The National Trust has been successful in its bid to pursue a landscape recovery project for the Yorkshire Dales.
The bid – to be known as the Heart of the Dales project – was announced by the Department for Environment, Food and Rural Affairs (DEFRA) as part of the second round of the national landscape recovery scheme.
Heart of the Dales will focus on delivering gains for habitats and farming in partnership with tenant farmers and landowners across the Dales.
The initial phase of the project will focus on planning how landscape recovery can be delivered within the Dales’ challenging terrain while delivering for nature, climate resilience and carbon sequestration, with a bespoke approach for each farm.
Officials say that eventually, Heart of the Dales could see more trees in the landscape, improvements to water quality and associated habitats, alongside other steps to mitigate the effects of climate change and improve biodiversity such as peatland restoration and species reintroductions.
Alongside its landscape recovery work, the National Trust is looking at changing land management practices to improve Malham Tarn National Nature Reserve to further protect and promote its status as a wetland site of international significance.
Gwen Potter, project manager for the National Trust in the Yorkshire Dales, said: “We’re so thrilled to have yet more support for the National Trust’s work to make our iconic Yorkshire landscapes fit for a rapidly changing climate.
“Having this part of the bid approved is a significant milestone in what will be a long-term project for the Dales – working with farmers, other local landowners, and many different communities along the way.
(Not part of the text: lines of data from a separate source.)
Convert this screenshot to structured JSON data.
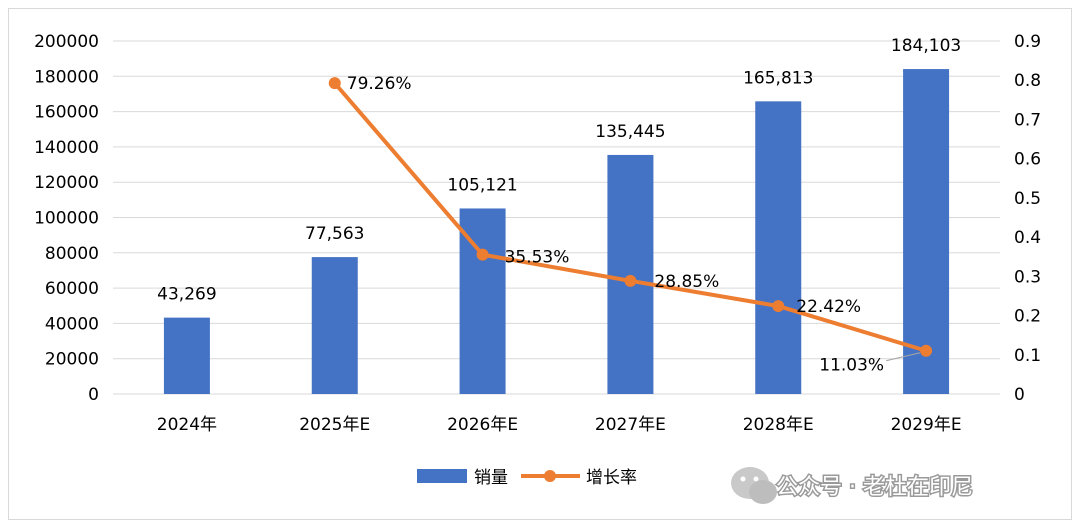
{
  "chart_data": {
    "type": "bar+line",
    "categories": [
      "2024年",
      "2025年E",
      "2026年E",
      "2027年E",
      "2028年E",
      "2029年E"
    ],
    "bar_series": {
      "name": "销量",
      "color": "#4472C4",
      "values": [
        43269,
        77563,
        105121,
        135445,
        165813,
        184103
      ],
      "labels": [
        "43,269",
        "77,563",
        "105,121",
        "135,445",
        "165,813",
        "184,103"
      ]
    },
    "line_series": {
      "name": "增长率",
      "color": "#ED7D31",
      "values": [
        null,
        0.7926,
        0.3553,
        0.2885,
        0.2242,
        0.1103
      ],
      "labels": [
        "",
        "79.26%",
        "35.53%",
        "28.85%",
        "22.42%",
        "11.03%"
      ]
    },
    "y_left": {
      "min": 0,
      "max": 200000,
      "ticks": [
        "0",
        "20000",
        "40000",
        "60000",
        "80000",
        "100000",
        "120000",
        "140000",
        "160000",
        "180000",
        "200000"
      ]
    },
    "y_right": {
      "min": 0,
      "max": 0.9,
      "ticks": [
        "0",
        "0.1",
        "0.2",
        "0.3",
        "0.4",
        "0.5",
        "0.6",
        "0.7",
        "0.8",
        "0.9"
      ]
    },
    "grid": true,
    "legend": "bottom-center"
  },
  "watermark": {
    "text": "公众号 · 老杜在印尼",
    "icon": "wechat-icon"
  }
}
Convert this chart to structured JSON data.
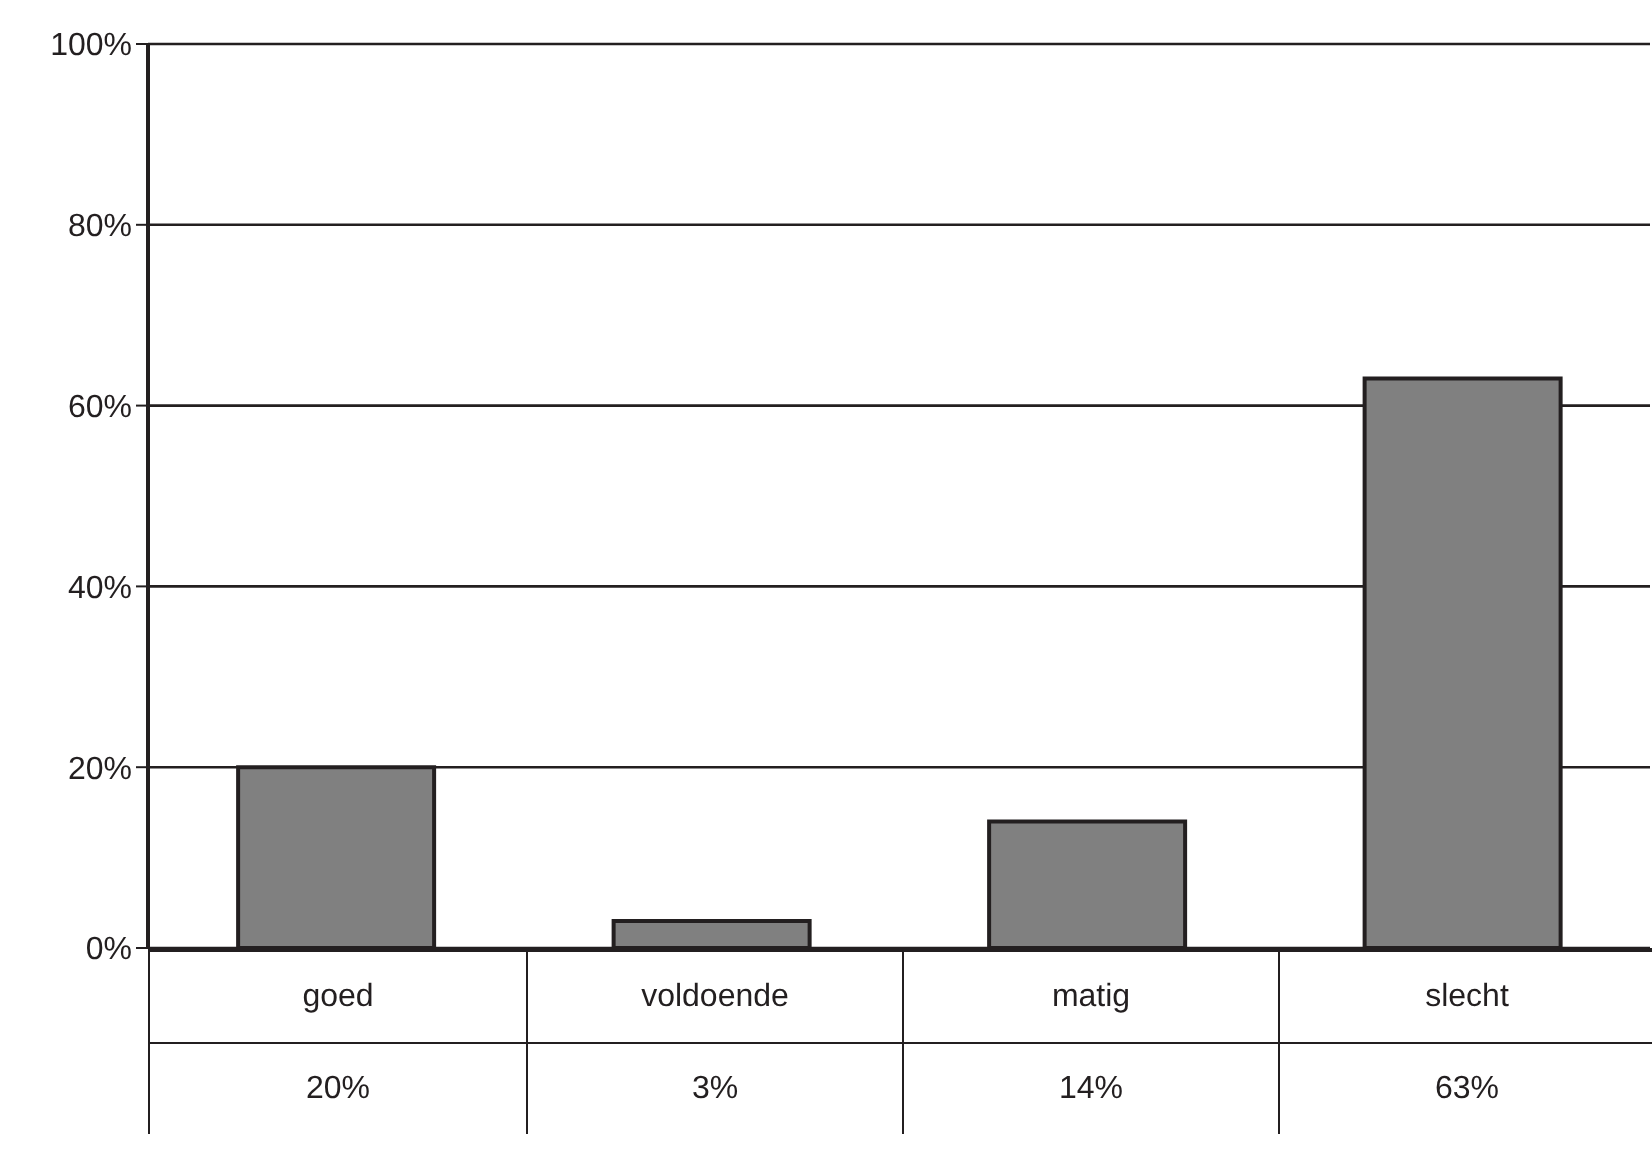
{
  "chart_data": {
    "type": "bar",
    "categories": [
      "goed",
      "voldoende",
      "matig",
      "slecht"
    ],
    "values": [
      20,
      3,
      14,
      63
    ],
    "color": "#808080",
    "value_labels": [
      "20%",
      "3%",
      "14%",
      "63%"
    ],
    "ylim": [
      0,
      100
    ],
    "yticks": [
      {
        "value": 0,
        "label": "0%"
      },
      {
        "value": 20,
        "label": "20%"
      },
      {
        "value": 40,
        "label": "40%"
      },
      {
        "value": 60,
        "label": "60%"
      },
      {
        "value": 80,
        "label": "80%"
      },
      {
        "value": 100,
        "label": "100%"
      }
    ],
    "grid": "y"
  }
}
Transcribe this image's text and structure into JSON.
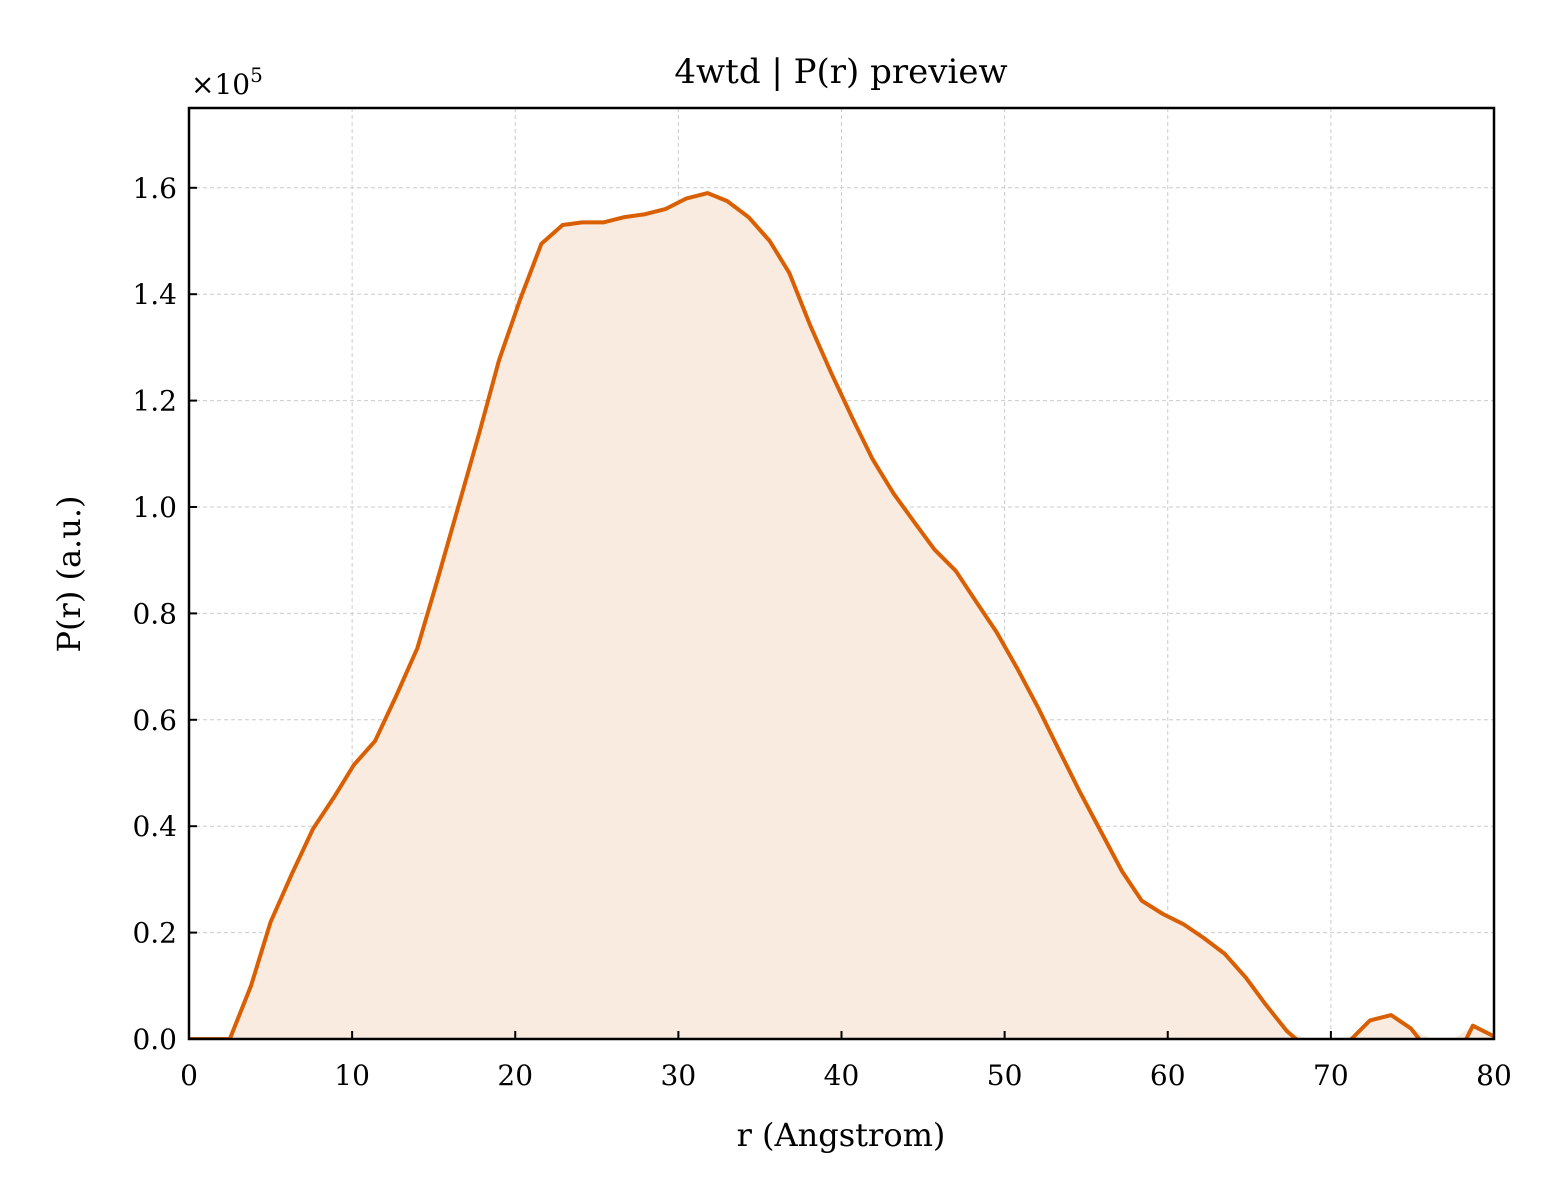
{
  "chart_data": {
    "type": "area",
    "title": "4wtd | P(r) preview",
    "xlabel": "r (Angstrom)",
    "ylabel": "P(r) (a.u.)",
    "y_multiplier": "×10",
    "y_multiplier_exp": "5",
    "xlim": [
      0,
      80
    ],
    "ylim": [
      0,
      1.75
    ],
    "x_ticks": [
      0,
      10,
      20,
      30,
      40,
      50,
      60,
      70,
      80
    ],
    "x_tick_labels": [
      "0",
      "10",
      "20",
      "30",
      "40",
      "50",
      "60",
      "70",
      "80"
    ],
    "y_ticks": [
      0,
      0.2,
      0.4,
      0.6,
      0.8,
      1.0,
      1.2,
      1.4,
      1.6
    ],
    "y_tick_labels": [
      "0.0",
      "0.2",
      "0.4",
      "0.6",
      "0.8",
      "1.0",
      "1.2",
      "1.4",
      "1.6"
    ],
    "grid": true,
    "line_color": "#d95f02",
    "fill_color": "#f9ebe0",
    "series": [
      {
        "x": [
          0,
          2.5,
          3.8,
          5.0,
          6.3,
          7.6,
          8.9,
          10.1,
          11.4,
          12.7,
          14.0,
          15.2,
          16.5,
          17.8,
          19.0,
          20.3,
          21.6,
          22.9,
          24.1,
          25.4,
          26.7,
          27.9,
          29.2,
          30.5,
          31.8,
          33.0,
          34.3,
          35.6,
          36.8,
          38.1,
          39.4,
          40.7,
          41.9,
          43.2,
          44.5,
          45.7,
          47.0,
          48.3,
          49.5,
          50.8,
          52.1,
          53.3,
          54.6,
          55.9,
          57.2,
          58.4,
          59.7,
          61.0,
          62.2,
          63.5,
          64.8,
          66.0,
          67.3,
          68.6,
          69.9,
          71.1,
          72.4,
          73.7,
          74.9,
          76.2,
          77.5,
          78.7,
          80.0
        ],
        "y": [
          0,
          0,
          0.1,
          0.22,
          0.31,
          0.395,
          0.455,
          0.515,
          0.56,
          0.645,
          0.735,
          0.86,
          1.0,
          1.14,
          1.275,
          1.39,
          1.495,
          1.53,
          1.535,
          1.535,
          1.545,
          1.55,
          1.56,
          1.58,
          1.59,
          1.575,
          1.545,
          1.5,
          1.44,
          1.34,
          1.25,
          1.165,
          1.09,
          1.025,
          0.97,
          0.92,
          0.88,
          0.82,
          0.765,
          0.695,
          0.62,
          0.545,
          0.465,
          0.39,
          0.315,
          0.26,
          0.235,
          0.215,
          0.19,
          0.16,
          0.115,
          0.065,
          0.015,
          -0.02,
          -0.04,
          -0.005,
          0.035,
          0.045,
          0.02,
          -0.03,
          -0.05,
          0.025,
          0.005
        ]
      }
    ]
  }
}
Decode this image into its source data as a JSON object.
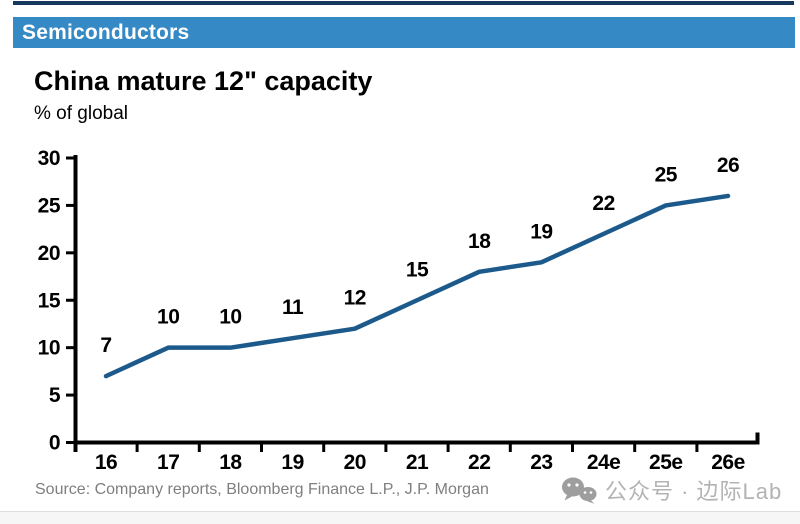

“Nature-based solutions are an essential component in the fight for climate resilience, but of course this is equally about ushering in an exciting new era for farming and wildlife too, ensuring financial and environmental sustainability for the long term for our farming communities. It’s as much about ensuring economic resilience for the area as it is about climate.”
Malham Farmer Neil Heseltine, whose Hill Top Farm will be included in the Trust’s Landscape Recovery scheme, said: “I’m delighted that the Heart of the Dales scheme is progressing to the next stage, and I’m particularly pleased to see that local farmers will be at the forefront of the design and planning process.
“No two farms are the same in the Dales, so it’s essential that we’re able to work collaboratively with landowners like the National Trust to find nature-based solutions for the challenges brought about by climate change.
“Landscape recovery is essentially about creating a more sustainable environment for everyone – ensuring that our farms are thriving, not just surviving, for generations to come.”
The news comes after the Trust national report on climate change – A Climate for Change – highlighted an alarming forecast that 71% of places cared for by the charity could be at medium or high risk of climate hazards by 2060.
The report specifically highlighted Darnbrook Farm – which is situated on National Trust land near Arncliffe – as being a good example of best practice when it comes to adapting to challenges presented by climate change.
The Trust’s Heart of the Dales project team, which recently relocated to the historic Malham Tarn House site, will now begin planning a number of public engagement and consultation events to be hosted across the Yorkshire Dales in 2024.